The Debt Units and the Private Placement Units will be issued in reliance on certain propectus and registration exemptions available under applicable securities legislation and will be subject to a hold period of four months and one day in accordance with applicable securities legislation and TSX Venture Exchange requirements. The shares comprising the Debt Units and any shares issued upon exercise of the Debt Warrants may also be subject to escrow in accordance with applicable TSX Venture Exchange requirements.

Any halt in trading in the Company's shares resulting from the proposed transactions will extend at the discretion of the TSX Venture Exchange. In the ordinary course, management would expect such a halt to last until an information circular for the annual and special general meeting had been reviewed and accepted for filing by the TSX Venture Exchange and mailed to shareholders. That is expected by the end of January 2015.

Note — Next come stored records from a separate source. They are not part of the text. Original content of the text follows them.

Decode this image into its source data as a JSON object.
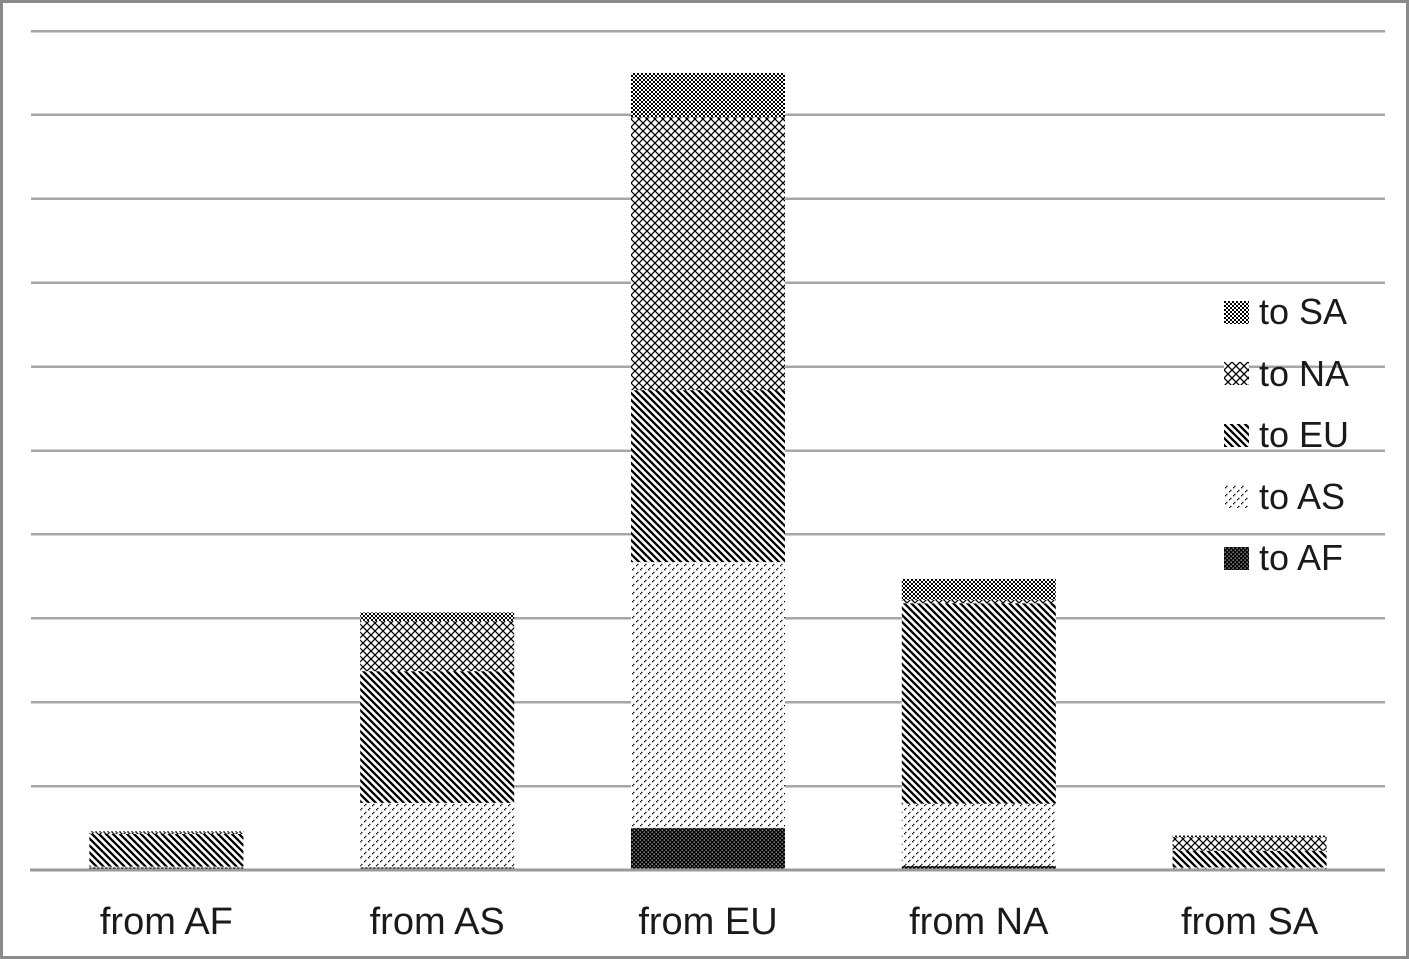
{
  "chart_data": {
    "type": "bar",
    "stacked": true,
    "title": "",
    "xlabel": "",
    "ylabel": "",
    "categories": [
      "from AF",
      "from AS",
      "from EU",
      "from NA",
      "from SA"
    ],
    "stack_order": "bottom-to-top",
    "series": [
      {
        "name": "to AF",
        "pattern": "black-with-white-dots",
        "values": [
          0.3,
          0.3,
          5.0,
          0.5,
          0.1
        ]
      },
      {
        "name": "to AS",
        "pattern": "sparse-dots",
        "values": [
          0.1,
          7.7,
          31.7,
          7.4,
          0.2
        ]
      },
      {
        "name": "to EU",
        "pattern": "diagonal-stripes",
        "values": [
          3.9,
          15.7,
          20.5,
          23.9,
          2.0
        ]
      },
      {
        "name": "to NA",
        "pattern": "diamond-crosshatch",
        "values": [
          0.2,
          6.0,
          32.5,
          0.4,
          1.6
        ]
      },
      {
        "name": "to SA",
        "pattern": "checkerboard",
        "values": [
          0.1,
          1.0,
          5.3,
          2.5,
          0.2
        ]
      }
    ],
    "legend": [
      "to SA",
      "to NA",
      "to EU",
      "to AS",
      "to AF"
    ],
    "legend_position": "right-inside",
    "ylim": [
      0,
      100
    ],
    "gridline_step": 10,
    "grid": true,
    "y_tick_labels_visible": false,
    "colors": {
      "foreground": "#000000",
      "background": "#ffffff",
      "gridline": "#a6a6a6",
      "axis": "#9a9a9a",
      "text": "#1a1a1a",
      "border": "#8a8a8a"
    }
  }
}
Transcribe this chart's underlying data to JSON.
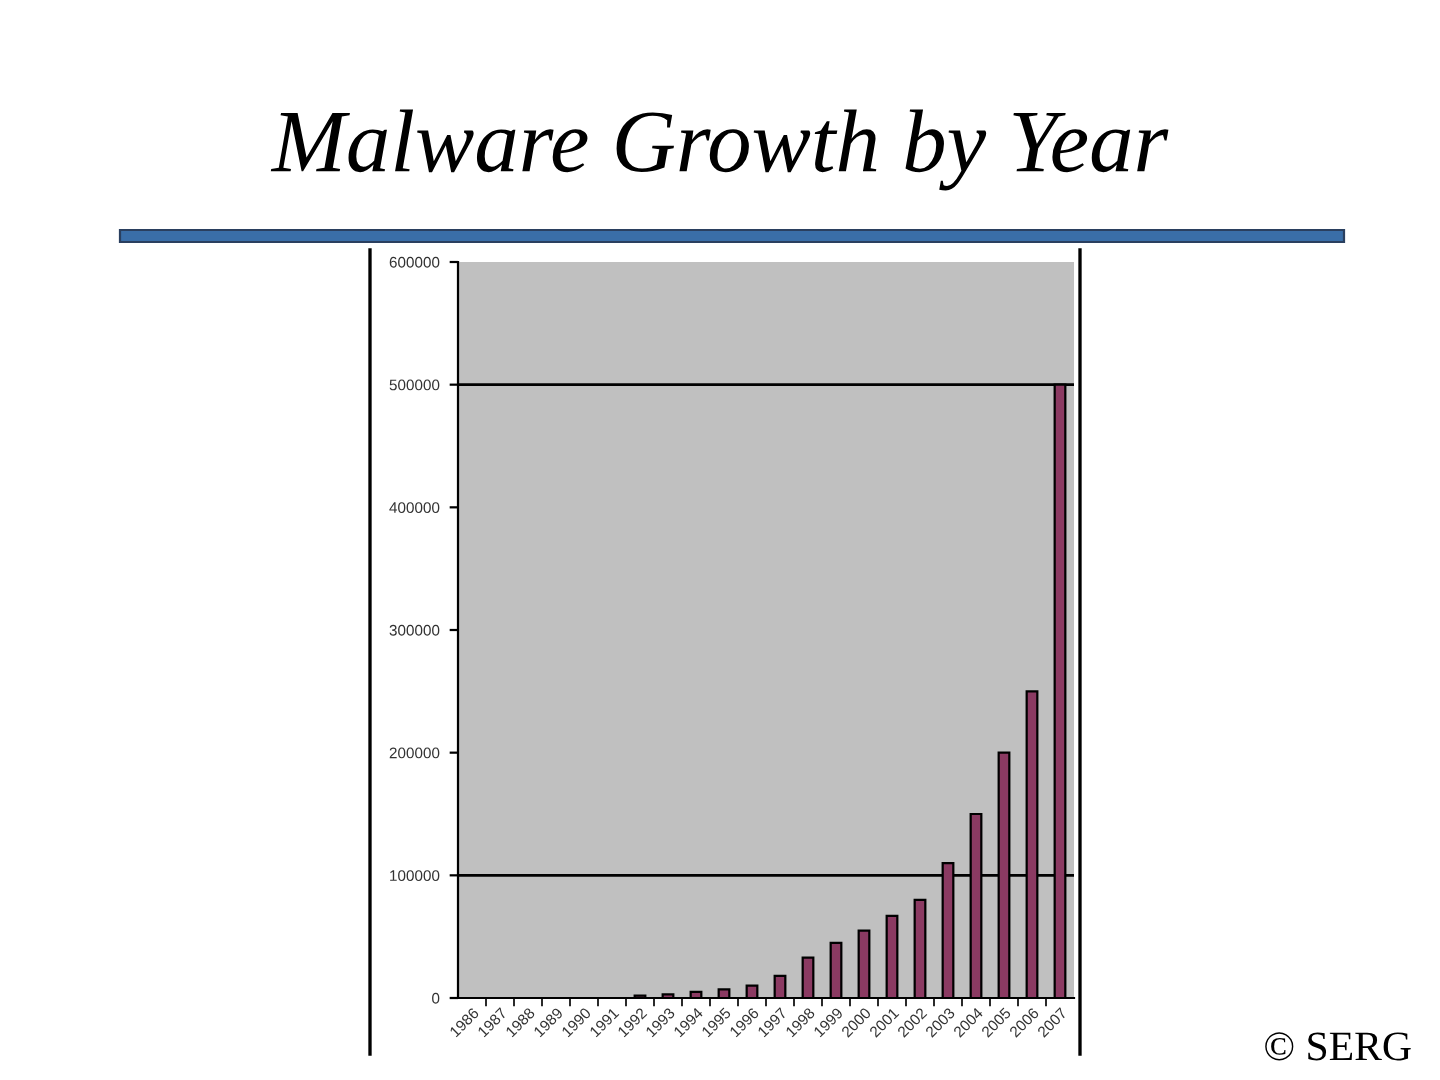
{
  "chart_data": {
    "type": "bar",
    "title": "Malware Growth by Year",
    "categories": [
      "1986",
      "1987",
      "1988",
      "1989",
      "1990",
      "1991",
      "1992",
      "1993",
      "1994",
      "1995",
      "1996",
      "1997",
      "1998",
      "1999",
      "2000",
      "2001",
      "2002",
      "2003",
      "2004",
      "2005",
      "2006",
      "2007"
    ],
    "values": [
      0,
      0,
      0,
      0,
      0,
      0,
      2000,
      3000,
      5000,
      7000,
      10000,
      18000,
      33000,
      45000,
      55000,
      67000,
      80000,
      110000,
      150000,
      200000,
      250000,
      500000
    ],
    "color": "#8b3a62",
    "ylim": [
      0,
      600000
    ],
    "yticks": [
      0,
      100000,
      200000,
      300000,
      400000,
      500000,
      600000
    ],
    "ref_lines": [
      {
        "axis": "y",
        "value": 100000,
        "color": "#000000"
      },
      {
        "axis": "y",
        "value": 500000,
        "color": "#000000"
      }
    ],
    "annotations": [
      "© SERG"
    ]
  }
}
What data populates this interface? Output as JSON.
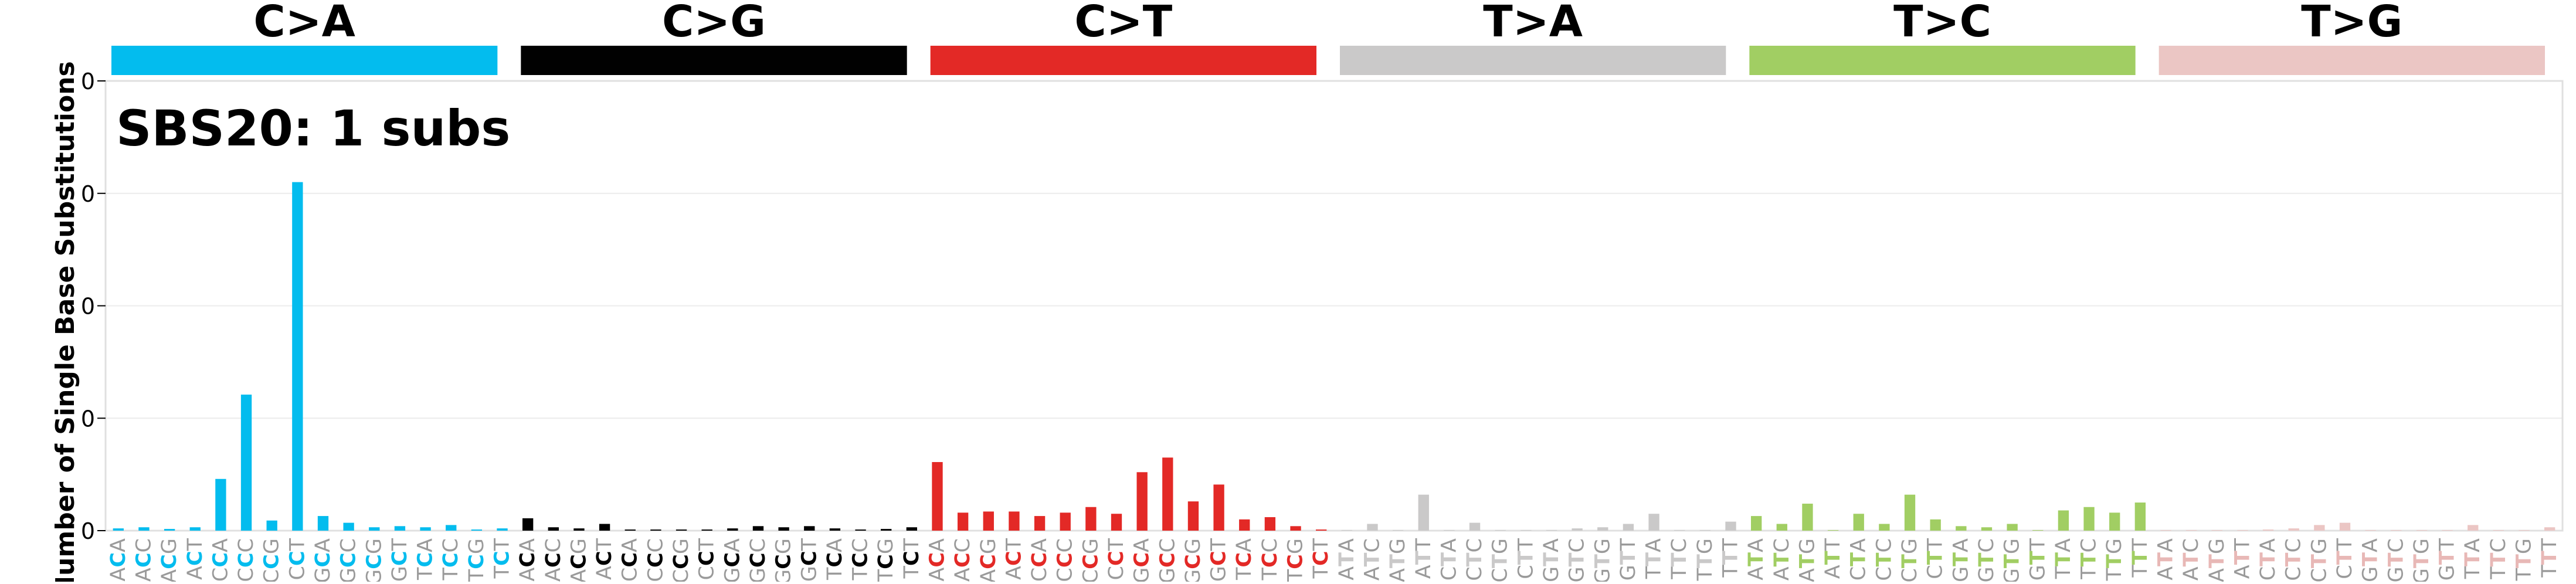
{
  "chart_data": {
    "type": "bar",
    "title": "SBS20: 1 subs",
    "ylabel": "Number of Single Base Substitutions",
    "ylim": [
      0,
      0.4
    ],
    "y_ticks": [
      "0",
      "0",
      "0",
      "0",
      "0"
    ],
    "grid": true,
    "legend": "top",
    "groups": [
      {
        "name": "C>A",
        "color": "#03bcee"
      },
      {
        "name": "C>G",
        "color": "#010101"
      },
      {
        "name": "C>T",
        "color": "#e32926"
      },
      {
        "name": "T>A",
        "color": "#cac9c9"
      },
      {
        "name": "T>C",
        "color": "#a1ce63"
      },
      {
        "name": "T>G",
        "color": "#ebc6c4"
      }
    ],
    "categories": [
      "ACA",
      "ACC",
      "ACG",
      "ACT",
      "CCA",
      "CCC",
      "CCG",
      "CCT",
      "GCA",
      "GCC",
      "GCG",
      "GCT",
      "TCA",
      "TCC",
      "TCG",
      "TCT",
      "ACA",
      "ACC",
      "ACG",
      "ACT",
      "CCA",
      "CCC",
      "CCG",
      "CCT",
      "GCA",
      "GCC",
      "GCG",
      "GCT",
      "TCA",
      "TCC",
      "TCG",
      "TCT",
      "ACA",
      "ACC",
      "ACG",
      "ACT",
      "CCA",
      "CCC",
      "CCG",
      "CCT",
      "GCA",
      "GCC",
      "GCG",
      "GCT",
      "TCA",
      "TCC",
      "TCG",
      "TCT",
      "ATA",
      "ATC",
      "ATG",
      "ATT",
      "CTA",
      "CTC",
      "CTG",
      "CTT",
      "GTA",
      "GTC",
      "GTG",
      "GTT",
      "TTA",
      "TTC",
      "TTG",
      "TTT",
      "ATA",
      "ATC",
      "ATG",
      "ATT",
      "CTA",
      "CTC",
      "CTG",
      "CTT",
      "GTA",
      "GTC",
      "GTG",
      "GTT",
      "TTA",
      "TTC",
      "TTG",
      "TTT",
      "ATA",
      "ATC",
      "ATG",
      "ATT",
      "CTA",
      "CTC",
      "CTG",
      "CTT",
      "GTA",
      "GTC",
      "GTG",
      "GTT",
      "TTA",
      "TTC",
      "TTG",
      "TTT"
    ],
    "values": [
      0.002,
      0.003,
      0.0015,
      0.003,
      0.046,
      0.121,
      0.009,
      0.31,
      0.013,
      0.007,
      0.003,
      0.004,
      0.003,
      0.005,
      0.001,
      0.002,
      0.011,
      0.003,
      0.002,
      0.006,
      0.001,
      0.001,
      0.001,
      0.001,
      0.002,
      0.004,
      0.003,
      0.004,
      0.002,
      0.001,
      0.0015,
      0.003,
      0.061,
      0.016,
      0.017,
      0.017,
      0.013,
      0.016,
      0.021,
      0.015,
      0.052,
      0.065,
      0.026,
      0.041,
      0.01,
      0.012,
      0.004,
      0.001,
      0.0005,
      0.006,
      0.0005,
      0.032,
      0.0005,
      0.007,
      0.0005,
      0.0005,
      0.0005,
      0.002,
      0.003,
      0.006,
      0.015,
      0.0005,
      0.0005,
      0.008,
      0.013,
      0.006,
      0.024,
      0.0005,
      0.015,
      0.006,
      0.032,
      0.01,
      0.004,
      0.003,
      0.006,
      0.0005,
      0.018,
      0.021,
      0.016,
      0.025,
      0.0005,
      0.0005,
      0.0005,
      0.0005,
      0.001,
      0.002,
      0.005,
      0.007,
      0.0005,
      0.0005,
      0.0005,
      0.0005,
      0.005,
      0.0005,
      0.0005,
      0.003
    ]
  }
}
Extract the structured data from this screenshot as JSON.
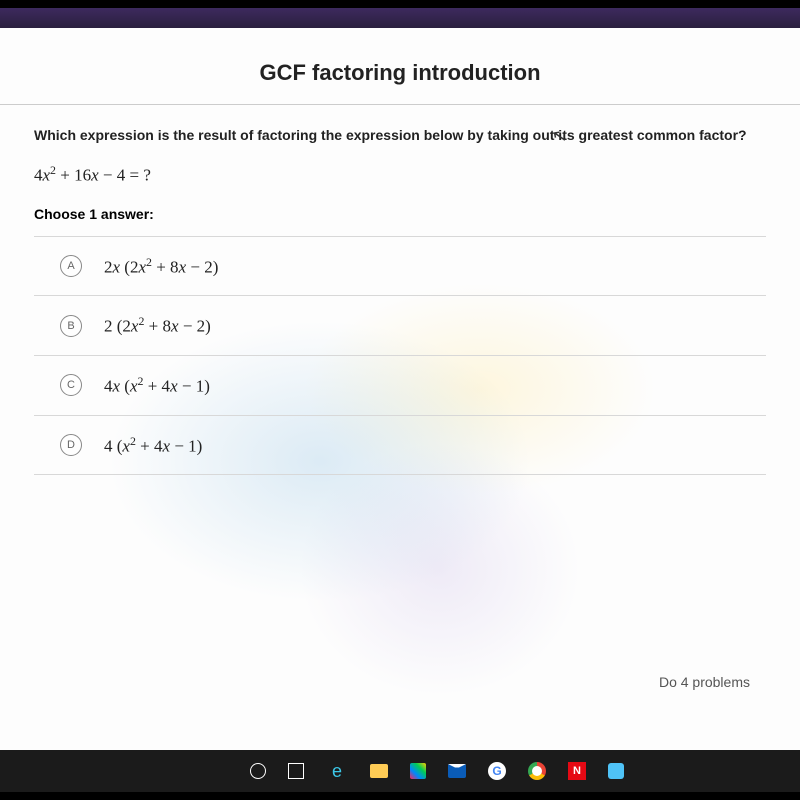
{
  "page": {
    "title": "GCF factoring introduction",
    "question": "Which expression is the result of factoring the expression below by taking out its greatest common factor?",
    "expression_html": "4<i>x</i><sup>2</sup> + 16<i>x</i> − 4 = ?",
    "choose_label": "Choose 1 answer:",
    "answers": [
      {
        "letter": "A",
        "math_html": "2<i>x</i> (2<i>x</i><sup>2</sup> + 8<i>x</i> − 2)"
      },
      {
        "letter": "B",
        "math_html": "2 (2<i>x</i><sup>2</sup> + 8<i>x</i> − 2)"
      },
      {
        "letter": "C",
        "math_html": "4<i>x</i> (<i>x</i><sup>2</sup> + 4<i>x</i> − 1)"
      },
      {
        "letter": "D",
        "math_html": "4 (<i>x</i><sup>2</sup> + 4<i>x</i> − 1)"
      }
    ],
    "footer_text": "Do 4 problems"
  },
  "taskbar": {
    "icons": [
      {
        "name": "search-icon",
        "cls": "tb-circle"
      },
      {
        "name": "task-view-icon",
        "cls": "tb-cortana"
      },
      {
        "name": "edge-icon",
        "cls": "tb-edge",
        "glyph": "e"
      },
      {
        "name": "file-explorer-icon",
        "cls": "tb-folder"
      },
      {
        "name": "store-icon",
        "cls": "tb-store"
      },
      {
        "name": "mail-icon",
        "cls": "tb-mail"
      },
      {
        "name": "google-icon",
        "cls": "tb-g",
        "glyph": "G"
      },
      {
        "name": "chrome-icon",
        "cls": "tb-chrome"
      },
      {
        "name": "netflix-icon",
        "cls": "tb-n",
        "glyph": "N"
      },
      {
        "name": "app-icon",
        "cls": "tb-blue"
      }
    ]
  }
}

For further information, please contact the Company via email at contact: Matthew Watson at mgwatson[@]shaw.ca

About Rio Cristal Resources Corporation

Rio Cristal Resources Corporation is a Canadian company listed on the TSXV under the symbol RCZ. For further information for investors, please contact the Company via email at mgwatson[@]shaw.ca.

Neither TSX Venture Exchange nor its Regulation Services Provider (as that term is defined in the policies of the TSX Venture Exchange) accepts responsibility for the adequacy or accuracy of this release.

This release contains forward-looking statements as that term is used in Canadian securities law. Often, but not always, forward-looking statements can be identified by the use of words such as "expected", "will" or variations of such words and phrases. Forward-looking statements involve known and unknown risks, uncertainties, and other factors which may cause the actual results, performance, or achievements of the Company to be materially different from any future results, performance, or achievements expressed or implied by the forward-looking statements. These statements are based on management's current expectations and beliefs and are subject to a number of risks and uncertainties. Examples of forward-looking information in this news release include, but are not limited to, statements with respect to closing of the units for debt transaction and the Private Placement, shareholder and TSX-V approval of the issuance of the Debt Units or the Private Placement, shareholder approval of the election of Richard W. Warke, Robert Pirooz Q.C. and Purni Parikh to the Company's board, escrow of the shares comprising the Debt Units and any shares issued upon exercise of the Debt Warrants, the duration of any halt in trading of the Company's common shares and the date on which an information circular will be reviewed and accepted for filing by the TSX Venture Exchange and mailed to shareholders. For additional information on risks and uncertainties, see the Company's MD&A for the year ended March 31, 2014, which is available on SEDAR at www.sedar.com. The risk factors identified in the Company's annual MD&A are not intended to represent a complete list of factors that could affect the Company. Accordingly, readers should not place undue reliance on forward-looking statements. The Company does not assume any obligation to update the forward-looking information contained in this press release.